Nevertheless, there are three problems with your co...
for the image, because the third dimension is expanded, to fill up the matrix, we copy the image for as many times as we have slices... so in this particular case, we have 2.
For the vector, the first and second dimensions need to be expanded to 500 x 500, and so for each element, we create a 500 x 500 matrix of a single number per slice.
and that explains the A and B matrices above.
the last thing that we do now... is use the eq function.
doing this element-wise means that for each slice, we check to see what elements are equal to the number that is dictated for that slice.
this will give us a 500 x 500 x 256 matrix where each slice is logical and tells you which locations are equal to the number dictated by that slice.
so the first slice of 500 x 500 gives you all the locations of the 0s.
the next slice of 500 x 500 gives you all of the locations of the 1s... all the way to the end of 255.
if you want to compute the histogram, you simply need to add up all of the values in each slice individually.
which is why I do a horizontal and vertical sum per slice.
The result is now still a 1 x 1 x 256 vector because we compressed each slice down to a single number.
which is why I reshaped it back to a single 1D vector.
It's pretty funny... those two lines of code required 15 minutes of explanation lol.
that's why I couldn't do it in a comments block. I had to bring you to a room for that.
hehe, That is true. I probably need to play a bit with it but I get the gist though... Creating a 1x1xn matrix, is that one of the common uses of permute?
Loops? Yikes. Anyway I think your explanation covered it. I am going to play with permute to understand the details. I think you have covered it all. Thank you for the explanation,,
Remember that for those dimensions that are singleton (1), the temporary matrix that is created is expanded to match the other matrix's dimensions of that particular one.

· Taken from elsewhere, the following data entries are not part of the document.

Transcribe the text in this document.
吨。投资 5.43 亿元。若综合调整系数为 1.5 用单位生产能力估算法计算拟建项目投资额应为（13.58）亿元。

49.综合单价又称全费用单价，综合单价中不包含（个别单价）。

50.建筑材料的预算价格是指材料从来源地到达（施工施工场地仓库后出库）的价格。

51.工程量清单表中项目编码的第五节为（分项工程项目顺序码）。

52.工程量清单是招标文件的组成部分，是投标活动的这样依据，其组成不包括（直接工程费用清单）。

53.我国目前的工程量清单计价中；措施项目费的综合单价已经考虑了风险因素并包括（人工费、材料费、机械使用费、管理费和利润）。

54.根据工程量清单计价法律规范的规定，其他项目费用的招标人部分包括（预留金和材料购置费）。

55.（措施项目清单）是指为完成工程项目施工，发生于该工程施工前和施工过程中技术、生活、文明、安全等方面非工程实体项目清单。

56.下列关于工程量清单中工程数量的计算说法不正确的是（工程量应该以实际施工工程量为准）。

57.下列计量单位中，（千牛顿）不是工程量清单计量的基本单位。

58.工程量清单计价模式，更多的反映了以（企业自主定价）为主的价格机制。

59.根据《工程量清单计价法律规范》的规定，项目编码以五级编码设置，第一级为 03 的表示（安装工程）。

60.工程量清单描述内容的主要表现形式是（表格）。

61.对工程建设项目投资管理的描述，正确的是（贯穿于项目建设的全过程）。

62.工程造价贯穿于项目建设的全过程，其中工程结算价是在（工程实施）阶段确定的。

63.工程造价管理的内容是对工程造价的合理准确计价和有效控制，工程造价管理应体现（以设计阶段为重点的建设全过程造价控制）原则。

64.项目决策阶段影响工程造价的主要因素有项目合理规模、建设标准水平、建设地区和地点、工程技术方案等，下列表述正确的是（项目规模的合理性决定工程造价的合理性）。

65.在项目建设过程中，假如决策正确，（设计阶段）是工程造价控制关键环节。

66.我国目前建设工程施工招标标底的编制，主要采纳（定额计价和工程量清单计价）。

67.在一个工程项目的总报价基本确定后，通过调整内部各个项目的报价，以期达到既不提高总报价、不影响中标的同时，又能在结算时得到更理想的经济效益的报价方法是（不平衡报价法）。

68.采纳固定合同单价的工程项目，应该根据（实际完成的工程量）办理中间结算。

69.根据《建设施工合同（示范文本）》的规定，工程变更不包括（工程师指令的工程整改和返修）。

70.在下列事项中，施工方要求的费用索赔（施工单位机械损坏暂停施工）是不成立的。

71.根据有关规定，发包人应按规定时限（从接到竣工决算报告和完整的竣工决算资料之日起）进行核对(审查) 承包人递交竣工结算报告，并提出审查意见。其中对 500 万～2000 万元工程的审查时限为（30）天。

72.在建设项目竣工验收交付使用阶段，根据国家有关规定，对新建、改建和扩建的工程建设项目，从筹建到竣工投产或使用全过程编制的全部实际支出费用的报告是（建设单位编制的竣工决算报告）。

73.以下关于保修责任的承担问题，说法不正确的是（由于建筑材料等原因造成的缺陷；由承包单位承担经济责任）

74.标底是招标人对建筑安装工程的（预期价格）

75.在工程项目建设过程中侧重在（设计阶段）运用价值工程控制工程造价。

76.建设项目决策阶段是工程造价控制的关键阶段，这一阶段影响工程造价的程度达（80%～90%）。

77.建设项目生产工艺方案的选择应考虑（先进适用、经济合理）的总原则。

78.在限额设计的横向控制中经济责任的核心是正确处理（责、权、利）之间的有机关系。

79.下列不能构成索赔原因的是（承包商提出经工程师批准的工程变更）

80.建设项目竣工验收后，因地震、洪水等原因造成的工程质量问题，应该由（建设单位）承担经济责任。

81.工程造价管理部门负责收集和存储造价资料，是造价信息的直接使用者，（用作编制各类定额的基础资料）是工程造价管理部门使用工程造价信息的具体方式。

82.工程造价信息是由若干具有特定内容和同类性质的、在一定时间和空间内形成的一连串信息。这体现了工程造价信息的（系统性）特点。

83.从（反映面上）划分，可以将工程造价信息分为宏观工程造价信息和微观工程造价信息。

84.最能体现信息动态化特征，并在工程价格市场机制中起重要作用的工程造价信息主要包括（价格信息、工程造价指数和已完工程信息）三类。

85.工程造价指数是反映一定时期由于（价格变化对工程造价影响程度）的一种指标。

whenever an expansion happens, the values are copied over for as many elements as there are in that dimension.
so for example, if we did bsxfun(@eq 0, rand(256,256));
the first input is 1 x 1, the second input is 256 x 256... so the first input needs to be expanded to 256 x 256
Brilliant. I think the transcript worked because we were only two. If there are other irrelevant conversations, then they will be captured to. I had a look at todays' chat previously and I got all conversations.
It might be worth adding that link to the answer itself?